In 1960 von Pragenau's lab moved to the new Marshall Space Flight Center. Still interested in flight, von Pragenau sought to join Dr. Koelle's team in working on advanced rocket configurations for space flight. Von Pragenau's lab director initially refused to release him but ultimately allowed him to join Koelle's team. By 1969 von Pragenau was employed within the Flight Dynamics branch of the Astrionics Lab.

===MSFC career===
At the MSFC, von Pragenau began work on testing the Saturn I rocket. Tests at the time often used scale models built by the Langley Research Center, which von Pragenau believed introduced inaccuracy in results. Full-scale models used in testing were suspended using cables to replicate motion, but the cables resonated in ways that also negatively affected the accuracy of test data. Von Pragenau identified how the existing test systems could not produce reliable stability data and developed a stability calculation to improve them, also identifying elements of the rocket that were insufficiently rigid. For his efforts, he was appointed director of dynamic testing. Von Pragenau considered the issues with Saturn I his "fiercest situation" and called solving them his "first... feather in the hat of a rocketeer."

After his success in the Saturn I program, von Pragenau began work on the Saturn V. To avoid the issues that arose in the previous program from simulating movement with cables, he designed a dynamic launch pad for the rocket to allow the friction-free simulation of free flight motion in all directions. Though he was heavily involved in the design of the Saturn V's testing, he took little part in the actual firing tests of the rocket. After the first Saturn V flight, pogo oscillations were observed in the rocket's liquid oxygen tanks; von Pragenau led a tiger team to solve the oscillations before the launch of the Moon rocket.

Von Pragenau next worked on the Space Shuttle program. He reprised his work with a tiger team to develop a solution to pogo oscillations in the Shuttle's fuel. In 1985 he received the NASA Inventor of the Year Award for successfully stabilizing the Space Shuttle LOX pumps.

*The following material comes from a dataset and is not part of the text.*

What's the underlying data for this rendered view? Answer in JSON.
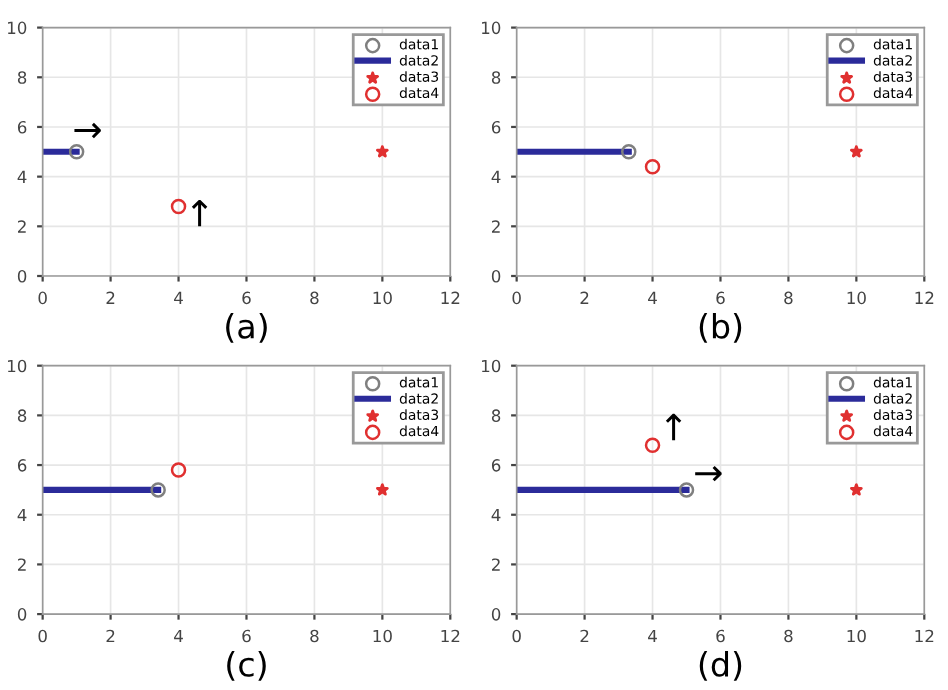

In the next several years, von Pragenau filed two patents for new Shuttle stack designs; the first was filed in 1974 and granted in 1975, while the second was filed in 1982 and granted in 1984. Both reoriented the stack more vertically, like a rocket, with the Solid Rocket Boosters placed together at the bottom and the LOX tanks oriented lower to improve stability. The second patent held the SRBs together with a connecting thrust structure and in place with slide rails on either side; the whole structure could be jettisoned using pyrotechnic bolts once the SRBs were empty. Neither design was ultimately adopted by NASA.

After the Challenger disaster, von Pragenau again proposed an updated design for the Space Shuttle. He also conceived a solid twist seal to replace the Shuttle's rubber seals, a design which he offered to Thiokol; the company chose to retain its rubber seals, instead using a "double clutch" system to prevent hot gasses from reaching them. After NASA forbade von Pragenau from presenting his designs to the American Institute of Aeronautics and Astronautics, he became frustrated and left, retiring from the MSFC in April 1991.

Von Pragenau continued to work in the private sector after leaving NASA. In 1995 he founded a one-man company called Provident Technology. Provident received two contracts with NASA for testing, using damping seals von Pragenau had proposed during his time at the MSFC.

===Personal life===
In early 1961, von Pragenau was introduced by a Mrs. Schlidt to Helga Stork, a recent arrival from Germany who worked in the Schlidts' house. The two spent the summer together alongside a number of von Pragenau's NASA colleagues. On New Year's Eve 1961, von Pragenau proposed to Stork; the couple married in March of the following year.